On the 44th day of book tour I borrowed my friend’s car and drove south to Oberlin College, 2.5 hours down the 23 and across the 80/90 toll road. I have an iPhone now and I read short articles with the device perched against the steering wheel, swerving toward my destination.
There were 40 students at the Cat in the Cream coffeehouse and maybe a couple of professors. It was a very young crowd, Oberlin is a liberal arts school, all undergraduate. I opened by reading about a Stanford student I had an affair with. I always try to read something relevant to the audience. But it wasn’t that relevant; the student was already 24 when we started. She was a friend of former students of mine, but she had never taken my class. Our relationship was a farce, start to finish, but occasionally I wonder if I should have tried harder. I had met her after a reading in San Francisco three years ago. She’d worn a schoolgirl skirt, a wife beater, was covered in tattoos and jewelry, and waited for me as I came off the stage.
“When do we start dating?” she said.
“How about now?” I replied.
Later she got her life together. Cut her hair and took her earrings out, devoted her time to the pursuit of more important things.
There was something I liked very much about Oberlin, a small, liberal town with no pretensions to bigness. There was a history, plaques celebrating the underground railroad, of which Oberlin played a large part. I could imagine spending a long time in Oberlin, resting. There were co-ops, a couple of restaurants. Nothing much. I liked the architecture, the large cheap apartments.
Most of the students looked like they were in high school but there was one who bought a book. She had a firm grip and I asked her how old she was and she said she was just getting used to saying she was eighteen. Another student was waiting but the last student in line didn’t want to buy a book.
“I don’t have any money,” she said.
“That’s OK,” I said. “I’ll put my address inside and you can send me a check.”
She thought about it for a second. “No,” she said. She wasn’t going to have any money anytime soon. She wanted to know about exposing herself and writing from experience. She wanted to know if I could help her deal with writing, give her something ideological to hold onto so she could explain the morality of what she was doing to others. I gave her the answers I would give. Later it occurred to me that I should have said, “Art is selfish. Who are you kidding, acting like you’re making the world a better place? As if that was the writer’s motivation. That’s not a motivation, that’s a schtick.” These kids, I thought, at the private schools.
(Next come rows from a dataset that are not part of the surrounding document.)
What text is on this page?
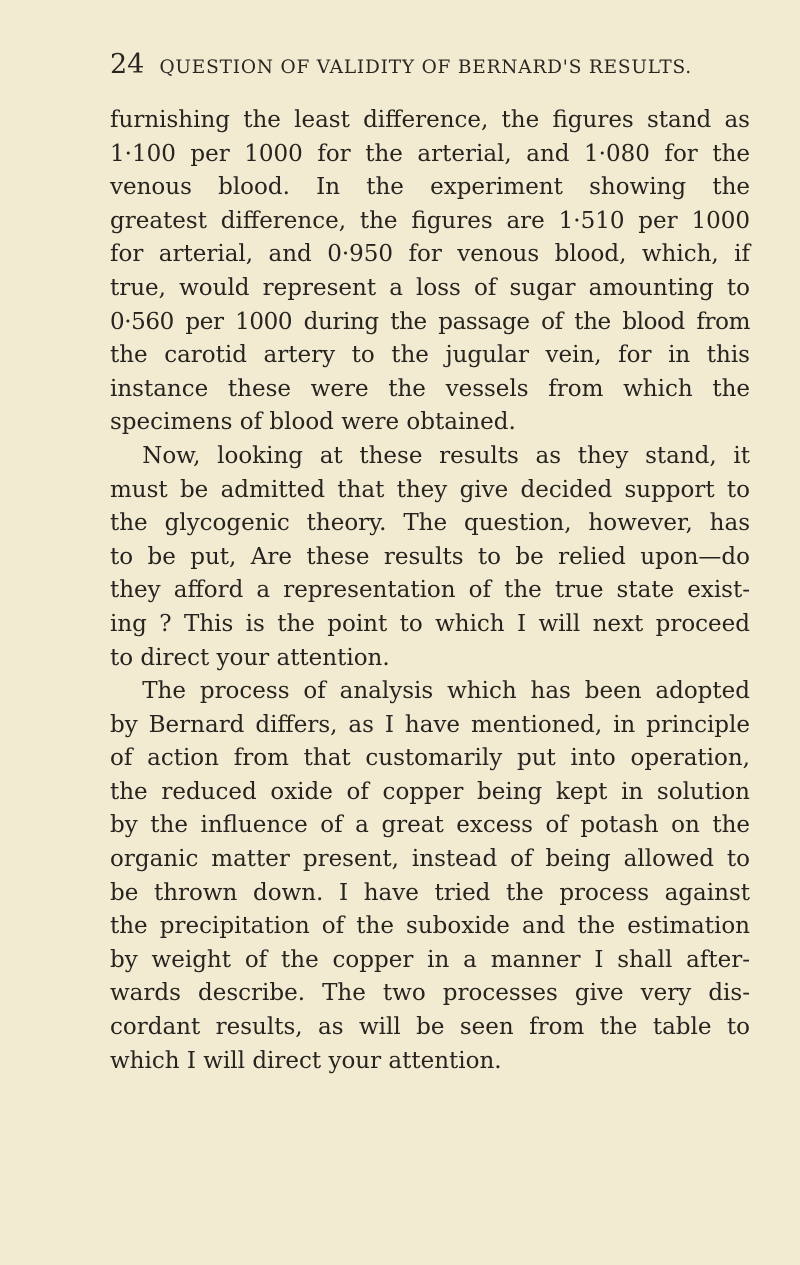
24 QUESTION OF VALIDITY OF BERNARD'S RESULTS.
furnishing the least difference, the figures stand as
1·100 per 1000 for the arterial, and 1·080 for the
venous blood. In the experiment showing the
greatest difference, the figures are 1·510 per 1000
for arterial, and 0·950 for venous blood, which, if
true, would represent a loss of sugar amounting to
0·560 per 1000 during the passage of the blood from
the carotid artery to the jugular vein, for in this
instance these were the vessels from which the
specimens of blood were obtained.
Now, looking at these results as they stand, it
must be admitted that they give decided support to
the glycogenic theory. The question, however, has
to be put, Are these results to be relied upon—do
they afford a representation of the true state exist-
ing ? This is the point to which I will next proceed
to direct your attention.
The process of analysis which has been adopted
by Bernard differs, as I have mentioned, in principle
of action from that customarily put into operation,
the reduced oxide of copper being kept in solution
by the influence of a great excess of potash on the
organic matter present, instead of being allowed to
be thrown down. I have tried the process against
the precipitation of the suboxide and the estimation
by weight of the copper in a manner I shall after-
wards describe. The two processes give very dis-
cordant results, as will be seen from the table to
which I will direct your attention.
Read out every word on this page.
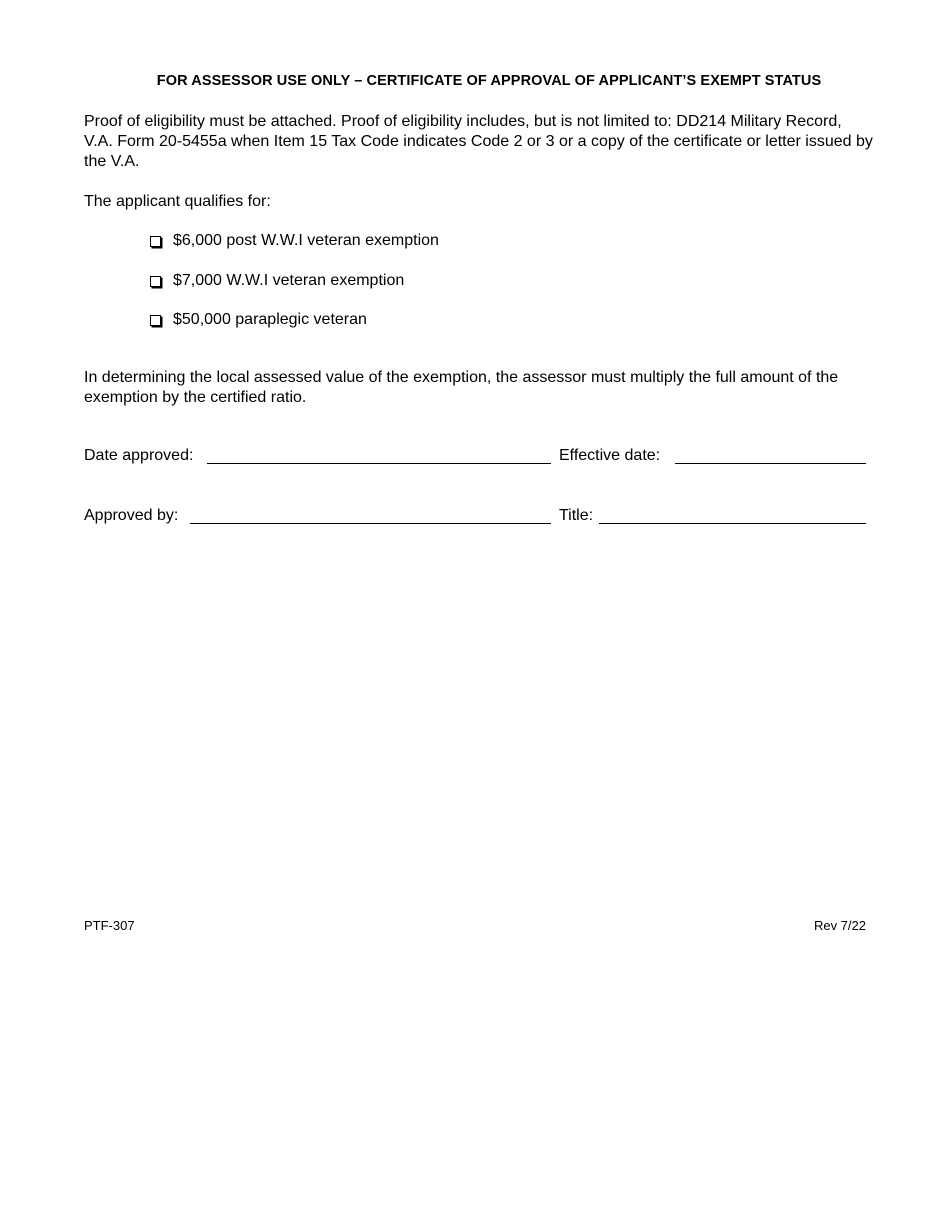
FOR ASSESSOR USE ONLY – CERTIFICATE OF APPROVAL OF APPLICANT’S EXEMPT STATUS
Proof of eligibility must be attached. Proof of eligibility includes, but is not limited to: DD214 Military Record, V.A. Form 20-5455a when Item 15 Tax Code indicates Code 2 or 3 or a copy of the certificate or letter issued by the V.A.
The applicant qualifies for:
$6,000 post W.W.I veteran exemption
$7,000 W.W.I veteran exemption
$50,000 paraplegic veteran
In determining the local assessed value of the exemption, the assessor must multiply the full amount of the exemption by the certified ratio.
Date approved:	Effective date:
Approved by:	Title:
PTF-307	Rev 7/22
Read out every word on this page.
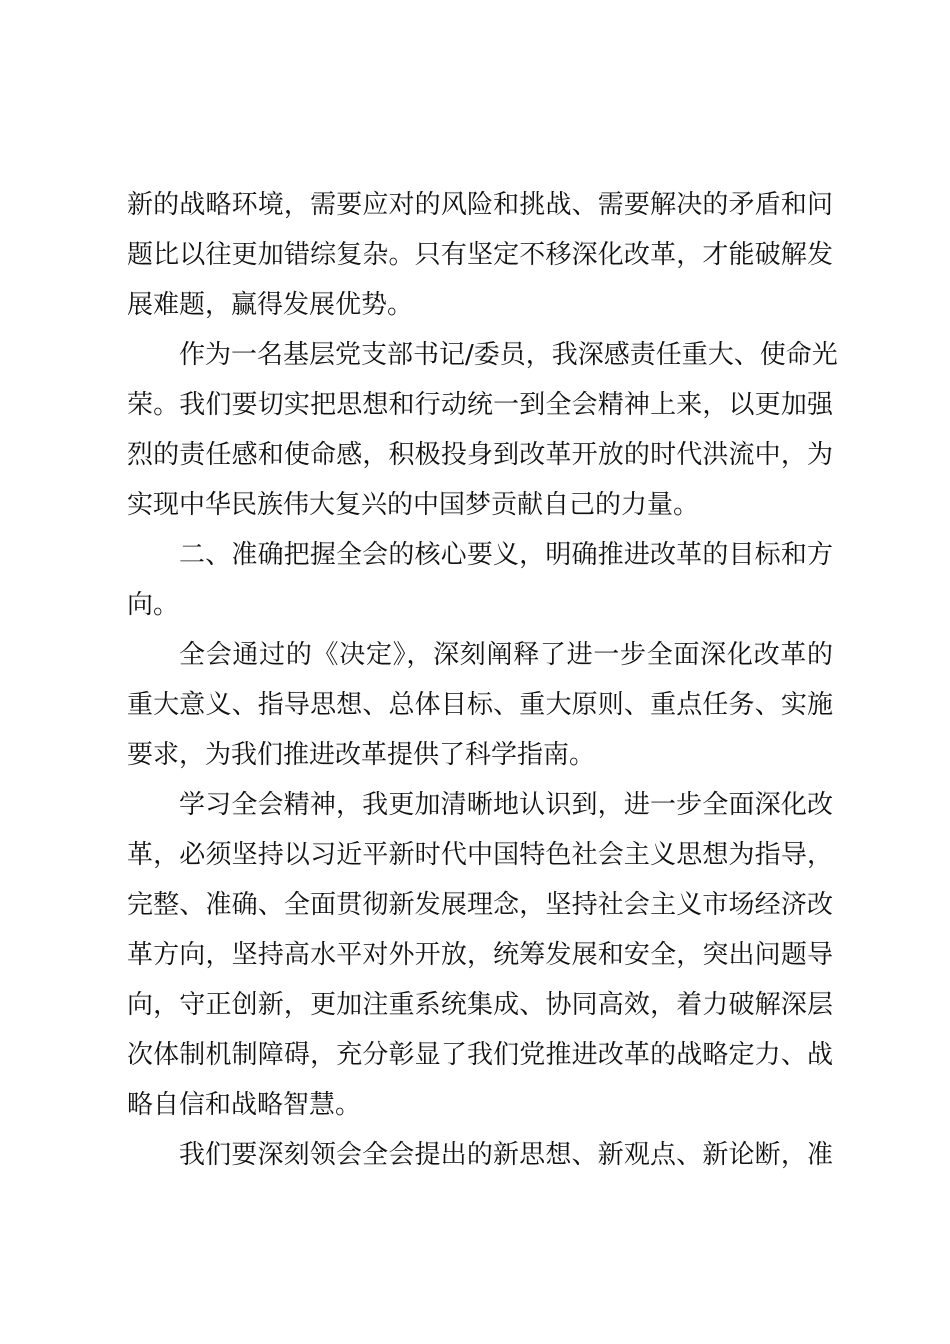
新的战略环境，需要应对的风险和挑战、需要解决的矛盾和问
题比以往更加错综复杂。只有坚定不移深化改革，才能破解发
展难题，赢得发展优势。
作为一名基层党支部书记/委员，我深感责任重大、使命光
荣。我们要切实把思想和行动统一到全会精神上来，以更加强
烈的责任感和使命感，积极投身到改革开放的时代洪流中，为
实现中华民族伟大复兴的中国梦贡献自己的力量。
二、准确把握全会的核心要义，明确推进改革的目标和方
向。
全会通过的《决定》，深刻阐释了进一步全面深化改革的
重大意义、指导思想、总体目标、重大原则、重点任务、实施
要求，为我们推进改革提供了科学指南。
学习全会精神，我更加清晰地认识到，进一步全面深化改
革，必须坚持以习近平新时代中国特色社会主义思想为指导，
完整、准确、全面贯彻新发展理念，坚持社会主义市场经济改
革方向，坚持高水平对外开放，统筹发展和安全，突出问题导
向，守正创新，更加注重系统集成、协同高效，着力破解深层
次体制机制障碍，充分彰显了我们党推进改革的战略定力、战
略自信和战略智慧。
我们要深刻领会全会提出的新思想、新观点、新论断，准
That night my host made me a CD of the Liz Phair demo tapes that preceded Exile in Guyville. We talked about what happened to Phair, how rather than confronting her desire she tried to bend and accommodate it and destroyed her art in the process. It’s just like writing. I know, because recently I’ve felt moments of jealousy and greed that are entirely unfamiliar to me. In the Oberlin town bookstore located inside the Ben Franklin I had sat in a chair reading an essay by John Updike about writer’s growing old. It was a failed essay, the kind that starts by staring into the truth but finishes by turning away. It was published by AARP Magazine and republished, perhaps as an homage, in the Best American Essay collection. In the good part of the essay, before he sold the reader down the river, Updike spoke about his later work being eclipsed by his earlier work, the vital energy that pours from youth, bleeding across the page. The stuff that can’t be mimicked by experience or skill. If he had kept going, if he had finished the short essay with “goddam it all motherfucker crap fuck!!!!!” he’d have really gotten at something. Instead he served it with a blue pill.
But that wasn’t the point. The point was we were talking about Liz Phair and her demo tapes, which even with the hiss and uneven recording are significantly more compelling than anything on Whitechocolatespaceegg, not to mention the monstrous cynicism of her self titled fourth album. And Chelsey asked about the book tour, or something, and I started to talk about a girl that wasn’t really my girlfriend anymore, and a note I had sent to a few people, not many, asking them to link to my book on their Facebook pages and encourage their friends to purchase it. I imagined this girl purchasing twenty copies of The Adderall Diaries on Amazon.com and pulping them because money and books don’t mean enough to her. I was leaning against the entry to the living room where Chelsey sat at the table. I couldn’t quite bring myself to say it. Instead, I said, “You know when you try to do something with integrity, and you just fail?”
Maybe I hadn’t slept enough, but I don’t think that’s what it was. I started laughing. Tears sprang from my eyes. I couldn’t stop laughing, the tears running down my cheek. I had to pick up a napkin and press it against my face. It was a moment that could have gone either way. Chelsey began laughing too. We dubbed it one of the great moments in the second person. I slept that night for a long time.
On Holloween I drove back to Ann Arbor where I had volunteered to teach a three hour seminar. There 50,000 students on the streets in various states of undress, a boy on the front porch of his fraternity house in just a pair of jeans, bellowing. I had a train to catch to Chicago.